Abstract 16926: Intravascular Near Infrared Fluorescence Molecular Imaging Identifies Macrophages in vivo in Thrombosis-Prone Plaques
Sudden luminal thrombosis from atherosclerotic plaque disruption leads to acute myocardial infarction. However, the inflammatory process driving plaque destabilization is incompletely understood in vivo. We investigated plaque macrophage distribution prior to triggered thrombosis using a novel near-infrared fluorescence (NIRF) macrophage targeted nanoparticle, CLIO-CyAm7, and intravascular 2D NIRF imaging. We hypothesized that CLIO-CyAm7 would illuminate macrophages in vivo in thrombosis-prone plaques.
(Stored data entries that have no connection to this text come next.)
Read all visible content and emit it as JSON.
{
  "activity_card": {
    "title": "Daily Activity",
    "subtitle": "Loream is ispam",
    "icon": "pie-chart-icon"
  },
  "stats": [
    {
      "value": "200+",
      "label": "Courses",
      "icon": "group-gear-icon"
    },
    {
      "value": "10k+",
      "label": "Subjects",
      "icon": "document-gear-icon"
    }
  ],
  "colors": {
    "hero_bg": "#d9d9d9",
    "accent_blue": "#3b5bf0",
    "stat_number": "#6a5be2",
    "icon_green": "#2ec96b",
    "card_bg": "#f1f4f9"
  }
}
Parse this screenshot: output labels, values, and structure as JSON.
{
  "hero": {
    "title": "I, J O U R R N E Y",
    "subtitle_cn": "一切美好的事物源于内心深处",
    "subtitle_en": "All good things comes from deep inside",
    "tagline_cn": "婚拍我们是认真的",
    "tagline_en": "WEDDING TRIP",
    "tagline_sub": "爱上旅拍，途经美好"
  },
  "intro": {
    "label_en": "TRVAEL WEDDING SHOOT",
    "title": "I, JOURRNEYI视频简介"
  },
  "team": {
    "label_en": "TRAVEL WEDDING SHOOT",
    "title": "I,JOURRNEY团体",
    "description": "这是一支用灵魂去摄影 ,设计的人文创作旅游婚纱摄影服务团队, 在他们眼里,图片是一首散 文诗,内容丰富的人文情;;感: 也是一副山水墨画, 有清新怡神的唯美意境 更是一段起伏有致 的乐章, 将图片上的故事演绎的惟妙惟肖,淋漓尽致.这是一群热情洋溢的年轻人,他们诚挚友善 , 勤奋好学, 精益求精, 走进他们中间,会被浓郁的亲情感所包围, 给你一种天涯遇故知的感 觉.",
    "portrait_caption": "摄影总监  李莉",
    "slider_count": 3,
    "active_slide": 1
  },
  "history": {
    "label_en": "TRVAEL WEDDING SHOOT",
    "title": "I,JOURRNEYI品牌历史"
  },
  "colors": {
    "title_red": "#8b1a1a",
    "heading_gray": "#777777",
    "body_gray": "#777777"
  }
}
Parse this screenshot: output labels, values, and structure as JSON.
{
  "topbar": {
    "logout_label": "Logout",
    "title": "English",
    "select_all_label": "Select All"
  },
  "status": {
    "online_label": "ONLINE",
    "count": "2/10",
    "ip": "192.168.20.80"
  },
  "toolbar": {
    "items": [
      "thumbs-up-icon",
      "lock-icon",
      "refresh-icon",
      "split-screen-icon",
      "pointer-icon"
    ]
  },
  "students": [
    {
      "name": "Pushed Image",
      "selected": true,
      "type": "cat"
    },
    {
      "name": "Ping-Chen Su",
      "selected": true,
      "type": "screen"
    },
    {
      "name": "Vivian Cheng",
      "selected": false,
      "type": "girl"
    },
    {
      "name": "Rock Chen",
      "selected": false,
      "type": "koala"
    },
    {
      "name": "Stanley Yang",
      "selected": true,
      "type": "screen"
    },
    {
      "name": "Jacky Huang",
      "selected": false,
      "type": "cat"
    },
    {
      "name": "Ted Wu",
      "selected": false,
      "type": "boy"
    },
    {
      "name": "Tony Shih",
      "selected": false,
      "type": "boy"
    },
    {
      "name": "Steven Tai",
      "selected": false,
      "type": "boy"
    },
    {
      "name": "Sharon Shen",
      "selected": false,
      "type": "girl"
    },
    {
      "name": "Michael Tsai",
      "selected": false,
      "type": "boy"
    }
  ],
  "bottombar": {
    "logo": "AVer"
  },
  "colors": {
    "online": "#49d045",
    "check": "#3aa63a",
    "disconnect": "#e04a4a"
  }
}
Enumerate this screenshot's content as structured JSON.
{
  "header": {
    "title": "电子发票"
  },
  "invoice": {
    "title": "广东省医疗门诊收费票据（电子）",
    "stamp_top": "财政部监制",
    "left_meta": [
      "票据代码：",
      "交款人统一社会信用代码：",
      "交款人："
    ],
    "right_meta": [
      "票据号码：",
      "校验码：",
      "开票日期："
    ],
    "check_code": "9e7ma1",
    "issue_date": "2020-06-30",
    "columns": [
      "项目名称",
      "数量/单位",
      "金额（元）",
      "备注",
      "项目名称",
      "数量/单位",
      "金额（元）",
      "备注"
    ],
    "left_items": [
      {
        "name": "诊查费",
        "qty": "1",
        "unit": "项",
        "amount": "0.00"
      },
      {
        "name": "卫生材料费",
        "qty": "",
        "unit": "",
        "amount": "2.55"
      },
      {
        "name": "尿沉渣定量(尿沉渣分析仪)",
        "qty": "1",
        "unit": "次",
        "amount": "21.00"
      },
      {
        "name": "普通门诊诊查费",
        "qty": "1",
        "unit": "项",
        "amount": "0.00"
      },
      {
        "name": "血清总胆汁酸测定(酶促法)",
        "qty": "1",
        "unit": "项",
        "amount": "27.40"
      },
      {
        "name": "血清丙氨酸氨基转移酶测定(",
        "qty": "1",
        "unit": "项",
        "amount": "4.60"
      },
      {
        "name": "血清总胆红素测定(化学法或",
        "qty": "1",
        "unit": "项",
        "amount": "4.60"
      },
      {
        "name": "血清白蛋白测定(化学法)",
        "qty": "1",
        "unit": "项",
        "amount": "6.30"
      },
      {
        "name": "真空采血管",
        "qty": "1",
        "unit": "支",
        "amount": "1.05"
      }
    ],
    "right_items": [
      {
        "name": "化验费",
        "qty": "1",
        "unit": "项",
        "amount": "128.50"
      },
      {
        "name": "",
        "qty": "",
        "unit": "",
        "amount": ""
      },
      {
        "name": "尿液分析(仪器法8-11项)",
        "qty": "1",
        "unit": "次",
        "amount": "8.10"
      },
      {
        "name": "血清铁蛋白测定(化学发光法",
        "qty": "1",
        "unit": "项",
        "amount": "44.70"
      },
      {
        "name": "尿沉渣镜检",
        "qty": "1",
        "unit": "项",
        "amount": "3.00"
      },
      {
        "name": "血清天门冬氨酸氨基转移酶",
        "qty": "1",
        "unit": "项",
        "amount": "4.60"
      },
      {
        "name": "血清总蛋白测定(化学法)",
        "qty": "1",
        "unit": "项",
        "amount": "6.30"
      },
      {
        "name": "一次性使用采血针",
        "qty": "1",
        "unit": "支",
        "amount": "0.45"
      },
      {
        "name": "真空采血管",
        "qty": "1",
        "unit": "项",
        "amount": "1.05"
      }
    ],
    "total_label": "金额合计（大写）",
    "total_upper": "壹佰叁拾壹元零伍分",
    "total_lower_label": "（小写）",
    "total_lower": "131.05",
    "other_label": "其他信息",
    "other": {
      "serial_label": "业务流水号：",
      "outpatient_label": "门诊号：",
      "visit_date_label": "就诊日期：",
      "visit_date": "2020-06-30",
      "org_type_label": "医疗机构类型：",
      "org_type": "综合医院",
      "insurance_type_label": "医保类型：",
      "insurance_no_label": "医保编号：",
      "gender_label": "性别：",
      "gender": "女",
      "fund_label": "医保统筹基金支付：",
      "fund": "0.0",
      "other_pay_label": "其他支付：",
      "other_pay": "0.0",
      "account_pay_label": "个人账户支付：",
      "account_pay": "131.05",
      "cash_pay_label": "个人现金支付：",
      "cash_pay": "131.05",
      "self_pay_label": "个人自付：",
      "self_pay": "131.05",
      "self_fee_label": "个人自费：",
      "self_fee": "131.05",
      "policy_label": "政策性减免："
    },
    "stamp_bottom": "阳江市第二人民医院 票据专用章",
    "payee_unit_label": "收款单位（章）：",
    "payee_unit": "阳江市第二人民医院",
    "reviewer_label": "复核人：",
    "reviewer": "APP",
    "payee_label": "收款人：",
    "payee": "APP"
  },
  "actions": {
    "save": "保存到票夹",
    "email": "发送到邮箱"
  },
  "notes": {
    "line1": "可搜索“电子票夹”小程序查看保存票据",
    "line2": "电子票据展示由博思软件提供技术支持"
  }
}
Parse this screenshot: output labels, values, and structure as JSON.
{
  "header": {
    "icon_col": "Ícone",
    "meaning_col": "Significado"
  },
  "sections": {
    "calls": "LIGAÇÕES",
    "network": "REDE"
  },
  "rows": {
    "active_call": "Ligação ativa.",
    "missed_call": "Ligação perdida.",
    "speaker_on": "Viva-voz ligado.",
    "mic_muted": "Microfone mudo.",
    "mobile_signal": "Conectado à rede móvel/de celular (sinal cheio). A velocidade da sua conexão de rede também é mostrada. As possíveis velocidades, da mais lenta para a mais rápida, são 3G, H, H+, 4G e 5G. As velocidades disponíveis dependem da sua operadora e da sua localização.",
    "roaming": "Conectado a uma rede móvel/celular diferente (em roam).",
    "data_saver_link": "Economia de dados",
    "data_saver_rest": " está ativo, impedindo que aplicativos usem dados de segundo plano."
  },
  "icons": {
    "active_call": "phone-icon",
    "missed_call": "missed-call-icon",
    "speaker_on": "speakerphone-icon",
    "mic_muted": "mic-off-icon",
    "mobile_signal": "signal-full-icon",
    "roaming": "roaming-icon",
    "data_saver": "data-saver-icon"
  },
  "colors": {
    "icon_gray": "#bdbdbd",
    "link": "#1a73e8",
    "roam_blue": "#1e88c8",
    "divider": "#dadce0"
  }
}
High-cholesterol diet and balloon injury at week 2 produced aortic atherosclerosis in rabbits (n=13). CLIO-CyAm7 (2.5mg Fe/kg) was injected 24 hrs before imaging. Intravascular ultrasound (IVUS) and 2D NIRF imaging assessed baseline plaque structure and inflammation prior to 48 hrs of thrombosis triggering using Russell’s viper venom and histamine. IVUS was repeated to identify thrombi in vivo. After sacrifice, fluorescence microscopy (FM), Carstairs’ staining for fibrin and RAM-11 immunostaining for macrophages were performed. In vivo NIRF signal was quantified as peak target-to-background ratio (TBR), the ratio of atheroma signal to uninjured aorta (MATLAB). FM data were analyzed in the superficial 100μm region of each atheroma (ImageJ).
In vivo IVUS and Carstairs’ staining identified thrombosis in 8 of 13 rabbits. On FM, CLIO-CyAm7 primarily colocalized with macrophages at the intimal-luminal border, particularly at plaque shoulders. Atheroma showed a 30-fold higher CLIO-CyAm7 signal compared to the uninjured aorta (percent positive area 1.3±1.1% vs. 0.04±0.07%, p<0.0001). Importantly, plaques with luminal thrombosis showed 50% significantly higher CLIO-CyAm7 macrophage accumulation versus undisrupted atheroma (1.6±1.1% vs. 1.1±1.1%, p=0.05). CLIO-CyAm7-based in vivo intravascular NIRF-IVUS imaging visualized macrophage-rich atheromata, demonstrating significantly higher NIRF peak TBR than normal segments (2.9±1.9 vs. 1.5±0.6, p=0.001).
Plaques with increased CLIO-CyAm7 macrophage uptake preferentially thrombose under triggering conditions. CLIO-CyAm7 enables intravascular NIRF molecular imaging of macrophage-rich plaques in coronary-sized arteries in vivo, through blood.
- © 2013 by American Heart Association, Inc.